The result of her studies was a mixed one. It was necessary, it seemed, to construct the North American home in so many contradictory methods, or else fail forever of life, liberty, and the pursuit of happiness, that Corona felt herself to be laboring under a chronic aberration of mind.... Then the plans. Well, the plans, it must be confessed, Corona did find it difficult to understand. She always had found it difficult to understand such things; but then she had hoped several weeks of close architectural study would shed light upon the density of the subject. She grew quite morbid about it. She counted the steps when she went up-stairs to bed at night. She estimated the bedroom post when she walked in the cold, gray dawn....

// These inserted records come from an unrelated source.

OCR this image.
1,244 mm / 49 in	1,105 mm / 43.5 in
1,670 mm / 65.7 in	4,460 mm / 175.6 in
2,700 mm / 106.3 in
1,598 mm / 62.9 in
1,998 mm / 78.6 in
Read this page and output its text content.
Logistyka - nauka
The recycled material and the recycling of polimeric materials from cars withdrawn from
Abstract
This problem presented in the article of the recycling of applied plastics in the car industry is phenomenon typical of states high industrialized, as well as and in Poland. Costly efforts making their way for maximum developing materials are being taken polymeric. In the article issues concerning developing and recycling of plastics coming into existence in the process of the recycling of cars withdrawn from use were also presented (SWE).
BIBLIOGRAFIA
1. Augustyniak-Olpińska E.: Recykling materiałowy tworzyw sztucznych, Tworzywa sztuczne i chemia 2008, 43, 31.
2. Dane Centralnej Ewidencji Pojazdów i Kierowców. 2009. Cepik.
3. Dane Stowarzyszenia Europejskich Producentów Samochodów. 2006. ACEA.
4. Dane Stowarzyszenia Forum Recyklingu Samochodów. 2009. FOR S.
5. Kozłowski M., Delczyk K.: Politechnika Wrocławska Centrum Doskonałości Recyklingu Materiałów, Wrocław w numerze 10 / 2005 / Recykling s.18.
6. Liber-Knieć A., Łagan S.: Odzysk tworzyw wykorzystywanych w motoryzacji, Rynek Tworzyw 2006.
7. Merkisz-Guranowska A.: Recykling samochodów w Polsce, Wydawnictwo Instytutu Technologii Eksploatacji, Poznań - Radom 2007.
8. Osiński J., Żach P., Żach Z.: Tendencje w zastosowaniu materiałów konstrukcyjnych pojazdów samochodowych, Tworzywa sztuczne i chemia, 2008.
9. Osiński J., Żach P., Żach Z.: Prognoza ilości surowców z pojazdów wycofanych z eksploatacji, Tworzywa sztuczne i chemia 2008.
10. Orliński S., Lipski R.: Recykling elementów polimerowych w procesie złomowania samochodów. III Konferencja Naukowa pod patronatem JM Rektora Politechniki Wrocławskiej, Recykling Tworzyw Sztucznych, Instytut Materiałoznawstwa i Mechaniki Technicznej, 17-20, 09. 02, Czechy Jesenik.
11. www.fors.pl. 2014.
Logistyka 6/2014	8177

But the most perplexing thing about the plans was how one story ever got upon another. Corona's imagination never fully grappled with this fact, although her intellect accepted it. She took her books down-stairs one night, and Susy came and looked them over.

"Why, these houses are all one-story," said Susy. "Besides, they're nothing but lines, anyway. I shouldn't draw a house so."

Corona laughed with some embarrassment and no effort at enlightenment. She was not used to finding herself and Susy so nearly on the same intellectual level as in this instance. She merely asked: "How should you draw it?"

"Why, so," said Susy, after some severe thought. So she took her little blunt lead pencil, that the baby had chewed, and drew her plan as follows:

SUSY'S PLAN

Corona made no comment upon this plan, except to ask Susy if that were the way to spell L; and then to look in the dictionary, and find that it was not spelled at all. Tom came in, and asked to see what they were doing.

"I'm helping Corona," said Susy, with much complacency. "These architects' things don't look any more like houses than they do like the first proposition in Euclid; and the poor girl is puzzled."